Steps overview: Integrate a Google Cloud Storage file system via Edge

You can configure Collibra to register and synchronize a Google Cloud Storage (GCS) file system via Edge.

Tip If you are using schemas with table files that you want to integrate as File Group assets with tables and columns instead of File assets, you can use Google Dataplex. The Dataplex zone in which the GCS buckets are registered must be in the same project as the GCP service account. For information on how to add a GCS asset to a Dataplex Zone that can then be discovered by the our GCS integration, go to the Google Dataplex documentation.

# Step Description

1

Enable the Google Cloud Storage file system registration and synchronization via Edgeand give the Edge Site user the required permissions.

Define that you want to integrate GCS via Edge.

Note 

If you have defined an outbound (forward) proxy on your Edge site, the integration will take that configuration into account when connecting to the data source. The following proxies are supported for GCS:

  • Path through (No authentication)
  • Path through (Basic authentication)
  • MITM (No authentication)
  • MITM (Basic authentication)
  • No proxy for noProxy hosts defined by Edge
2 Create a GCP connection to your Edge site.
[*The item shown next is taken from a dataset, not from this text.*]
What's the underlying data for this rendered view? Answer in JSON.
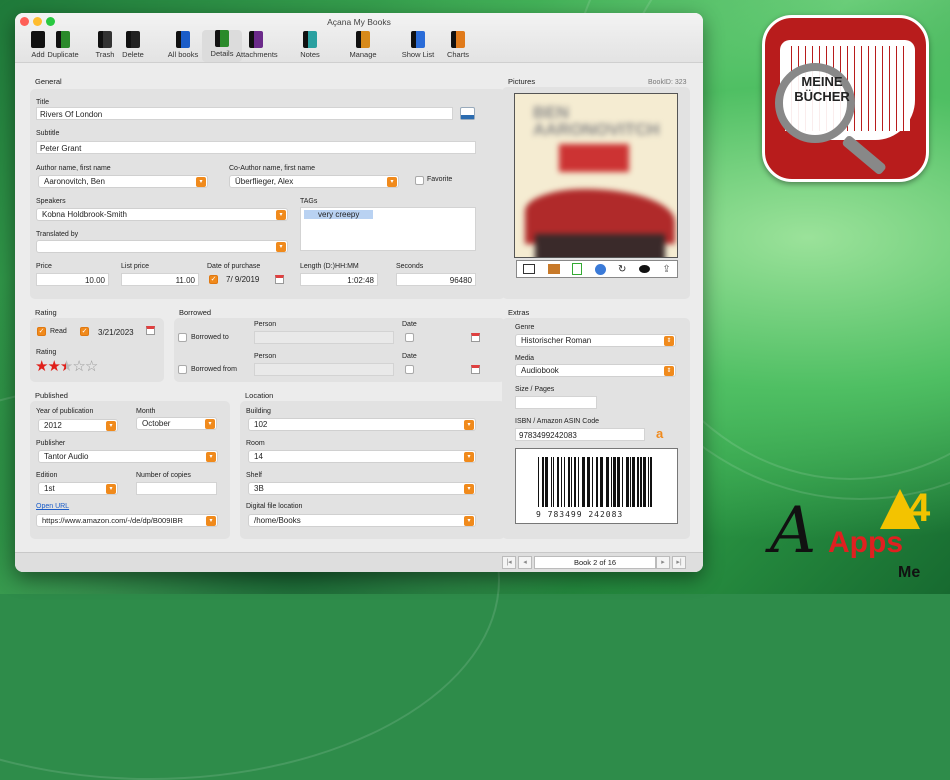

Create a connection to the Google Cloud Platform (GCP) in an Edge site.

3

Add a GCS synchronization capability to your Edge site. Add the GCS synchronization capability to the GCP Edge connection. The capability allows to retrieve data from the GCS file system.
4 Register a GCS file system. Create the initial structure of a Storage Catalog domain and GCS File System asset in the selected parent community.
5 Connect the GCS file system asset to the Edge capability. Link the registered GCS file system to the Edge capability.
6 Create crawlers. Create crawlers to define the folders that you want to synchronize.
7 Synchronize GCS.

You can manually synchronize GCS or you can add a synchronization schedule to automatically synchronize it.